Rudi Schmidt, Soziologie-Professor an der Universität Jena, schloss sich Bispincks Einschätzung an, dass die Revitalisierung des Flächentarifvertrages nicht nur ein gewerkschaftsübergreifendes Gesamtkonzept erfordere, sondern auch aus der Politik unterstützt werden müsse. "Nach massiven Angriffen von CDU und FDP während der rot-grünen Regierung ist die Debatte um die Tarifautonomie mit der Großen Koalition vorerst zum Stillstand gekommen", sagte Schmidt.

Das bedeute aber kein Ende des Versuchs, die Gewerkschaften zurückzudrängen. Reinhard Dombre, Leiter der DGB-Abteilung Tarifpolitik, ergänzte: "Die Abwärts-spirale ist auch Ergebnis eigener Schwächen." Das Desinteresse der Beschäftigten an den Gewerkschaften sei teilweise hausgemacht. "Wir haben die Verzahnung von Betriebs- und Tarifpolitik vernachlässigt." Das, so Dombre, habe die Mitgliedergewinnung erschwert.

Wie schwierig sich die Tarifpolitik in vielen Niedriglohnsektoren darstellt, wo die betriebliche und arbeitszeitliche Zersplitterung die gewerkschaftliche Organisierung erschweren, erläuterte der Bremer ver.di-Sekretär Friedrich Siekmeier anhand der Kinobranche. Sie sei ein Beispiel für die begrenzten Handlungsmöglichkeiten der Gewerkschaften: "Wir haben in der Branche einen zu niedrigen Organisierungsgrad. Es ist fraglich, ob wir den Flächentarifvertrag halten können."

Ähnliche Probleme gebe es auch in der Landwirtschaft und im Bewachungsgewerbe, wie der stellvertretende IG-Bau-Bundesvorsitzende Hajo Wilms und der ver.di-Bundesfachgruppenleiter Gerald Richter schilderten. "Mangels gewerkschaftlicher Stärke gleichen manche Tarifverhandlungen im Hotel- und Gaststättengewerbe einem kollektiven Betteln", erklärte auch Gerd Pohl, Chef der NGG-Tarifabteilung. Den schwierigen Kampf gegen die Erosion tariflicher Normen auch abseits der Niedriglohnbranchen schilderte der stellvertretende ver.di Landesbezirksleiter Hessens, Berthold Balzer, am Beispiel der Papierverarbeitung sowie der Druckindustrie.

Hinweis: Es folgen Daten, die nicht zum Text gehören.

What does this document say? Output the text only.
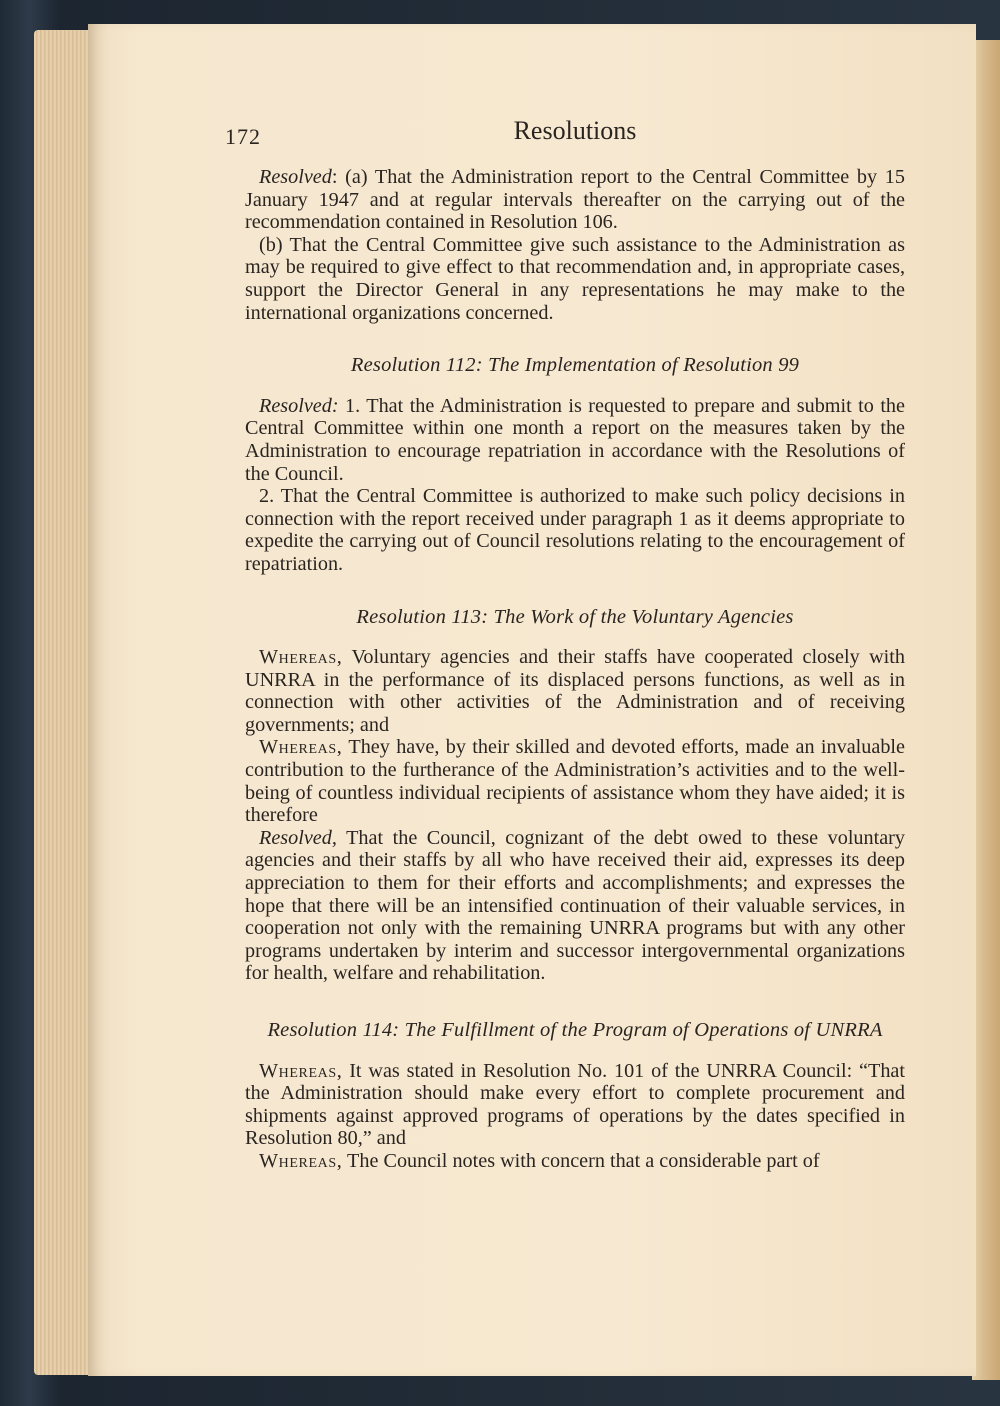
172	Resolutions

Resolved: (a) That the Administration report to the Central Committee by 15 January 1947 and at regular intervals thereafter on the carrying out of the recommendation contained in Resolution 106.

(b) That the Central Committee give such assistance to the Administration as may be required to give effect to that recommendation and, in appropriate cases, support the Director General in any representations he may make to the international organizations concerned.

Resolution 112: The Implementation of Resolution 99

Resolved: 1. That the Administration is requested to prepare and submit to the Central Committee within one month a report on the measures taken by the Administration to encourage repatriation in accordance with the Resolutions of the Council.

2. That the Central Committee is authorized to make such policy decisions in connection with the report received under paragraph 1 as it deems appropriate to expedite the carrying out of Council resolutions relating to the encouragement of repatriation.

Resolution 113: The Work of the Voluntary Agencies

Whereas, Voluntary agencies and their staffs have cooperated closely with UNRRA in the performance of its displaced persons functions, as well as in connection with other activities of the Administration and of receiving governments; and

Whereas, They have, by their skilled and devoted efforts, made an invaluable contribution to the furtherance of the Administration’s activities and to the well-being of countless individual recipients of assistance whom they have aided; it is therefore

Resolved, That the Council, cognizant of the debt owed to these voluntary agencies and their staffs by all who have received their aid, expresses its deep appreciation to them for their efforts and accomplishments; and expresses the hope that there will be an intensified continuation of their valuable services, in cooperation not only with the remaining UNRRA programs but with any other programs undertaken by interim and successor intergovernmental organizations for health, welfare and rehabilitation.

Resolution 114: The Fulfillment of the Program of Operations of UNRRA

Whereas, It was stated in Resolution No. 101 of the UNRRA Council: “That the Administration should make every effort to complete procurement and shipments against approved programs of operations by the dates specified in Resolution 80,” and

Whereas, The Council notes with concern that a considerable part of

Um aus der Defensive wieder in die Offensive zu kommen, sei es wichtig, sich nicht selbst Niederlagen zu organisieren, erklärte Jürgen Wechsler, 2. Bevollmächtigter der IG-Metall in Nürnberg. Wer in einen Streik hineingehe, sagte er, der müsse auch wissen, wie er wieder heraus komme. Beim spektakulären Streik bei AEG sei allen bewusst gewesen, dass es schwierig werden würde, das politische Ziel - den Erhalt des Standorts Nürnberg - zu erreichen.

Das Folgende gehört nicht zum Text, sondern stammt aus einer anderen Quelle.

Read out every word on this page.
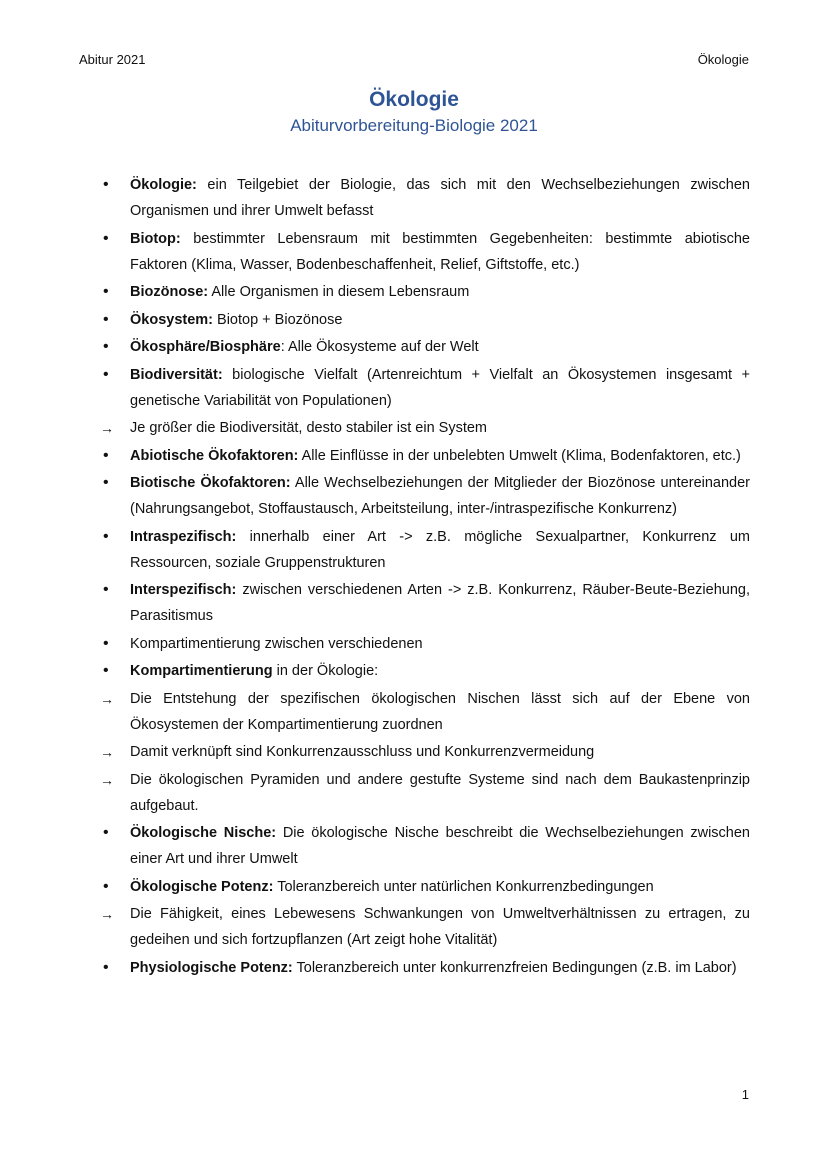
Abitur 2021	Ökologie
Ökologie
Abiturvorbereitung-Biologie 2021
•	Ökologie: ein Teilgebiet der Biologie, das sich mit den Wechselbeziehungen zwischen Organismen und ihrer Umwelt befasst
•	Biotop: bestimmter Lebensraum mit bestimmten Gegebenheiten: bestimmte abiotische Faktoren (Klima, Wasser, Bodenbeschaffenheit, Relief, Giftstoffe, etc.)
•	Biozönose: Alle Organismen in diesem Lebensraum
•	Ökosystem: Biotop + Biozönose
•	Ökosphäre/Biosphäre: Alle Ökosysteme auf der Welt
•	Biodiversität: biologische Vielfalt (Artenreichtum + Vielfalt an Ökosystemen insgesamt + genetische Variabilität von Populationen)
→	Je größer die Biodiversität, desto stabiler ist ein System
•	Abiotische Ökofaktoren: Alle Einflüsse in der unbelebten Umwelt (Klima, Bodenfaktoren, etc.)
•	Biotische Ökofaktoren: Alle Wechselbeziehungen der Mitglieder der Biozönose untereinander (Nahrungsangebot, Stoffaustausch, Arbeitsteilung, inter-/intraspezifische Konkurrenz)
•	Intraspezifisch: innerhalb einer Art -> z.B. mögliche Sexualpartner, Konkurrenz um Ressourcen, soziale Gruppenstrukturen
•	Interspezifisch: zwischen verschiedenen Arten -> z.B. Konkurrenz, Räuber-Beute-Beziehung, Parasitismus
•	Kompartimentierung zwischen verschiedenen
•	Kompartimentierung in der Ökologie:
→	Die Entstehung der spezifischen ökologischen Nischen lässt sich auf der Ebene von Ökosystemen der Kompartimentierung zuordnen
→	Damit verknüpft sind Konkurrenzausschluss und Konkurrenzvermeidung
→	Die ökologischen Pyramiden und andere gestufte Systeme sind nach dem Baukastenprinzip aufgebaut.
•	Ökologische Nische: Die ökologische Nische beschreibt die Wechselbeziehungen zwischen einer Art und ihrer Umwelt
•	Ökologische Potenz: Toleranzbereich unter natürlichen Konkurrenzbedingungen
→	Die Fähigkeit, eines Lebewesens Schwankungen von Umweltverhältnissen zu ertragen, zu gedeihen und sich fortzupflanzen (Art zeigt hohe Vitalität)
•	Physiologische Potenz: Toleranzbereich unter konkurrenzfreien Bedingungen (z.B. im Labor)
1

Unmittelbares Streikziel sei ein so genannter Sozialtarifvertrag mit möglichst hohen Abfindungen gewesen. Dieses Ziel habe auch erfolgreich durchgesetzt werden können. Wolfgang Denia, ver.di-Landesvorsitzender in Niedersachsen, erläuterte am Beispiel der jüngsten Streiks um die Arbeitszeit im öffentlichen Dienst die große Bedeutung der Mobilisierungsfähigkeit sowie die gestiegenen Anforderungen an eine kreative Arbeitskampfführung angesichts eines von der Arbeitgeberseite aus politischen Gründen provozierten Arbeitskampfes.

Bei der abschließenden Podiumsdiskussion wurden die unterschiedlichen Standpunkte deutlich, wie mit kontrollierten Öffnungen von Flächentarifverträgen umzugehen sei. "Wir haben seit über zehn Jahren Erfahrung mit Öffnungsklauseln", sagte Karin Erhard von der IG BCE. "Daraus hat sich ein System des Gebens und Nehmens entwickelt." Jörg Wiedemuth, Leiter der tarifpolitischen Grundsatzabteilung von ver.di, vertrat eine rigorosere Haltung: "Jede Abweichung birgt die Gefahr, den Flächentarifvertrag zu durchlöchern." Sie komme für ver.di nur in wirtschaftlichen Notlagen in Frage.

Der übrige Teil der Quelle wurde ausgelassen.